I followed the canal right through Wolverhampton (with a brief deviation along a former railway) and out the other side without seeing anything other than a peaceful rural canal, punctuated with lovely canal-side pubs and the occasional locks, but not a sign of the Industrial age and barely a sign of Wolverhampton itself apart from the odd well-kept suburb. I wonder all that industry went.



I was met the just north of Wolverhampton at our Motorway junction rendezvous by Gerald, married to the lovely Megan who I’d known as a child growing up in Papua New Guinea, otherwise Australian but now living a life of domesticity in fair Coventry. Even though it was only Thursday Megan had cooked a Sunday roast in my honour (I presume). I don’t think Gerald was so impressed because I’m sure he only gets Sunday roasts on Sunday (if he’s lucky).

Bewdley

The route from Worcester to Bewdley continued along the Severn Way entirely alongside the Severn River.

The Severn is a lovely unspoiled river and this it remains along its length all the way from Worcester to Bewdley and beyond, with the adjoining footpath an unchanging muddy track along its banks. I met no one along its length with whom to share my walk.

I took the opportunity of adjacent B roads here and there to relive the unchanging river scenery but I seemed to be beyond the region of Tudor houses at every turn.

I reached Stourport on Severn later in the afternoon focussed mostly on finding accommodation. I also knew that from here I had the option of a canal route north to Wolverhampton (rather than round it) as an alternative to the Severn Way.
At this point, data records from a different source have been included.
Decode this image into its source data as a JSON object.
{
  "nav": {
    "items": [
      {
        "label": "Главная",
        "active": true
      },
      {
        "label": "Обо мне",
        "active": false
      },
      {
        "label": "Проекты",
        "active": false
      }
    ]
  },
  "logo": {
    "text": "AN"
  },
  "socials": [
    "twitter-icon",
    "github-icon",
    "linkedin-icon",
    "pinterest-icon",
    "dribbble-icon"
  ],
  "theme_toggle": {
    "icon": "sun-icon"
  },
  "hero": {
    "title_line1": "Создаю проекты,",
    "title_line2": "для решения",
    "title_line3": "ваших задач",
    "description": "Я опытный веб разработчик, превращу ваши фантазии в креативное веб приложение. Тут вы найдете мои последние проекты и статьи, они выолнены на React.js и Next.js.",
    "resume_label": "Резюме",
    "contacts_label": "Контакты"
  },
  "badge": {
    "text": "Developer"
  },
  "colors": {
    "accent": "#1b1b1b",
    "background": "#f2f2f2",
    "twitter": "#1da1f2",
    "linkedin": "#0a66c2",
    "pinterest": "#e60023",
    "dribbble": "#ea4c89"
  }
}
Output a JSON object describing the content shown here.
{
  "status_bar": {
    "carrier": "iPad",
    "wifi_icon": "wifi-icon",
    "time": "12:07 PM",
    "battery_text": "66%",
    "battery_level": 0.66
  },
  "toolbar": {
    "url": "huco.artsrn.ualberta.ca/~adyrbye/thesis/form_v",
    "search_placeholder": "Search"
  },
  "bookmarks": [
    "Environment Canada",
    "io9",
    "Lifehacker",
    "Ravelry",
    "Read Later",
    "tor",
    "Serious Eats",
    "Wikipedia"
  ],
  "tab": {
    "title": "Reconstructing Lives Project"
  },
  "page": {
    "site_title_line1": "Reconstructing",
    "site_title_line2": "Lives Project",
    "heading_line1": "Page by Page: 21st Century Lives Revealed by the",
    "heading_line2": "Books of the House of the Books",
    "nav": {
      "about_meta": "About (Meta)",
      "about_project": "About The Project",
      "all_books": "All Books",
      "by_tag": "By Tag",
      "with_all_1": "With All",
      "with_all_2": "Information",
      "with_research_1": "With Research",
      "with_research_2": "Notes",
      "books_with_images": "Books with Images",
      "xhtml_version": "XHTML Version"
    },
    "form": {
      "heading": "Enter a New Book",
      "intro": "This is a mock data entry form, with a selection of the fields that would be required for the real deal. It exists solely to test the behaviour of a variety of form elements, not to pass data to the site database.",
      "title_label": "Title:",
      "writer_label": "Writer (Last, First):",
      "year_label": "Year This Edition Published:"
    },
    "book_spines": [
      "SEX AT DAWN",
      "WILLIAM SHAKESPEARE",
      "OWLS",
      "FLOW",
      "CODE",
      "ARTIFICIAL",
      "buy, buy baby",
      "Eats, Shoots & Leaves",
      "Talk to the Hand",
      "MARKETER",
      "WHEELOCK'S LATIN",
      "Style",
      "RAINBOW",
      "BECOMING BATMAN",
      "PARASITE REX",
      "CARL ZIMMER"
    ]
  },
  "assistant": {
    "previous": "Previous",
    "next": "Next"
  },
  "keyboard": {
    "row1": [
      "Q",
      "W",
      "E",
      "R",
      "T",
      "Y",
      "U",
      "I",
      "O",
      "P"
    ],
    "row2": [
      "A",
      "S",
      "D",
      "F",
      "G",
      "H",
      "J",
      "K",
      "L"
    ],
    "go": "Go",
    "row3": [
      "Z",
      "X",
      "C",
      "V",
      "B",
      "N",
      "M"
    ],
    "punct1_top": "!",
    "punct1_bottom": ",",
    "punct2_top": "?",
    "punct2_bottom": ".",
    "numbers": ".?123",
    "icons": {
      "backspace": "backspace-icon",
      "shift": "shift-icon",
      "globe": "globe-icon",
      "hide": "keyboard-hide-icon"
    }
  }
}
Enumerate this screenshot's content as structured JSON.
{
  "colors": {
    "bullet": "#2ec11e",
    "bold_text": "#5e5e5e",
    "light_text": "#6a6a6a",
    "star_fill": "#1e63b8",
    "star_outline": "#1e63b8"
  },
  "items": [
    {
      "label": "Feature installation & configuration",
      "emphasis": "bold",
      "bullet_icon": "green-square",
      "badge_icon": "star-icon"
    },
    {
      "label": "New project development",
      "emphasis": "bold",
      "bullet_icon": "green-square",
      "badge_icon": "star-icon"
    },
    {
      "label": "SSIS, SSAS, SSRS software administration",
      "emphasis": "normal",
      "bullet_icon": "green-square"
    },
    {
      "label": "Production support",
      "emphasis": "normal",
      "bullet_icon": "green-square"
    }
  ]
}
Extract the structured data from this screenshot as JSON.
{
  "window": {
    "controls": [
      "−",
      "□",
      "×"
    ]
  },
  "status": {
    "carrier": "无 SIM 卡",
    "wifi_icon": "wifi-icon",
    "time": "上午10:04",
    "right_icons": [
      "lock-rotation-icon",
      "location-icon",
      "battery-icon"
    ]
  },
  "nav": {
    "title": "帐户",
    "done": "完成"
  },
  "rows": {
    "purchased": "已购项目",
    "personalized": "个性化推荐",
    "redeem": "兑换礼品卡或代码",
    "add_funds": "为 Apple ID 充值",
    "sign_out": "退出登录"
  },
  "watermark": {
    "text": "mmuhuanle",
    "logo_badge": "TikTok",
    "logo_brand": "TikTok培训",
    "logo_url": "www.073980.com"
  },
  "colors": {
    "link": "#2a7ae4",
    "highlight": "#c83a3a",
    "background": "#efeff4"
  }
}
But there was only one local Inn with overpriced rooms so I pressed on along a rather dreary B road to Bewdley given advice of it being a pretty town with more scope for Pub accommodation and B&B’s.
Bewdley turned out to have a lovely riverside frontage and several nice pubs and numerous pubs, one of which had modest B&B accommodation in which eventually lay my weary head.

Monday, June 11, 2012

Worcester


Today was my worst day of the walk so far.
Needless to say I had troubles navigating out of Tewkesbury. There were just so many paths and waterways and access roads. Not a good start.
And today it was raining. And like yesterday my route was long the River Severn. After an hour of walking along its banks along the muddy seldom used trail, in the rain, I’d had enough so turned to the nearby B roads. I was rewarded by the usual procession of lovely Tudor houses.
At one point I stopped at a house undergoing renovations and the builders escorted me through the house to show me their work. One said the house was owned by solicitors and worth £500,000.
At midday I came into the town if Upton on Severn. A pretty town with copious pubs and small shops, including a chippy where I refuelled. I also called into a book shop to check on guides to the Severn Way but the shop owner said it was not very popular.
The rain grew heavier as the day progressed so I abandoned the soulless and muddy Severn Way altogether, looking forward to reaching the village of Kempsey, namesake of the Kempsey in New South Wales where Haydon and Jenna were born. Alas Kempsey had nothing to recommend it that I could see though I took a few photos to mark the occasion.
Just out of Kempsey I took off my backpack to get out my MP3 player, but it froze as soon as I turned it on so I switched to my spare one, which went straight to fairly sombre music.
On the outskirts of Worcester I came upon the viewing platform overlooking the site of the last battle of the English Civil War. I reached for my camera but it was missing. The Velcro fastening was open and just ineffective in the wet conditions. I thought I’d backed up the photos onto my laptop the previous night but I’d only saved the ones I’d reduced in resolution for the Blog.
I retraced my steps but the camera was nowhere to be seen. Until recently the camera battery and SD card both bore labels with my contact details. Alas I’d replaced them both and had nor re-labelled the new ones.
So I’ve lost all the photos I have taken on the trip to far.
I filed a lost property report with the local police but do not hold out much confidence.
And today the mouse on my netbook stopped working. And yesterday I discovered my Kindle was no longer working.
My worst day.

Sunday, June 10, 2012

Tewksebury


 I left Gloucester accompanied by Kathy who was interested in walking the first part of the Severn Way out of town. Sadly it seemed little used and overgrown. I then pressed on alone but decided to take the nearby B road after tiring of the Severn Way. 



 

By doing so I stumbled upon numerous beautiful Tudor cottages, the Anglo Saxon Priory Church of St Mary founded in about 800 AD and the nearby Odda’s Chapel of 1056AD




Apart from everything else the Priory had some beautiful brasses I wish I’d had the time to take rubbing from.
 




I resumed the Severn Way all the way into Tewkesbury and almost bumped straight into the beautiful Bell Hotel with the Cathedral opposite. The Bell Hotel was offering high standard en-suite room for £30 B&B but with the weather then looking safe I felt obliged to check out the nearby campsite. The receptionist apologised for the £16 cost for a tent pitch (in spite of me telling him my tent was the size of a coffin) and I was relieved to reply that for an extra £14 I’d take the nearby offer of an en-suite hotel room and cooked breakfast.
My evening stroll round Tewkesbury revealed the most picturesque English town I have come across with almost every other building a Tudor beauty. My wandering also revealed more pubs and accommodation than I thought possible given the scarcity indicated elsewhere. As it was the Bell had 24 rooms, few of which were occupied.
My stroll down to the River Severn and adjacent canal revealed a beautiful water mill and dozens of lovely canal barges.
And the Cathedral rang out its bells for me.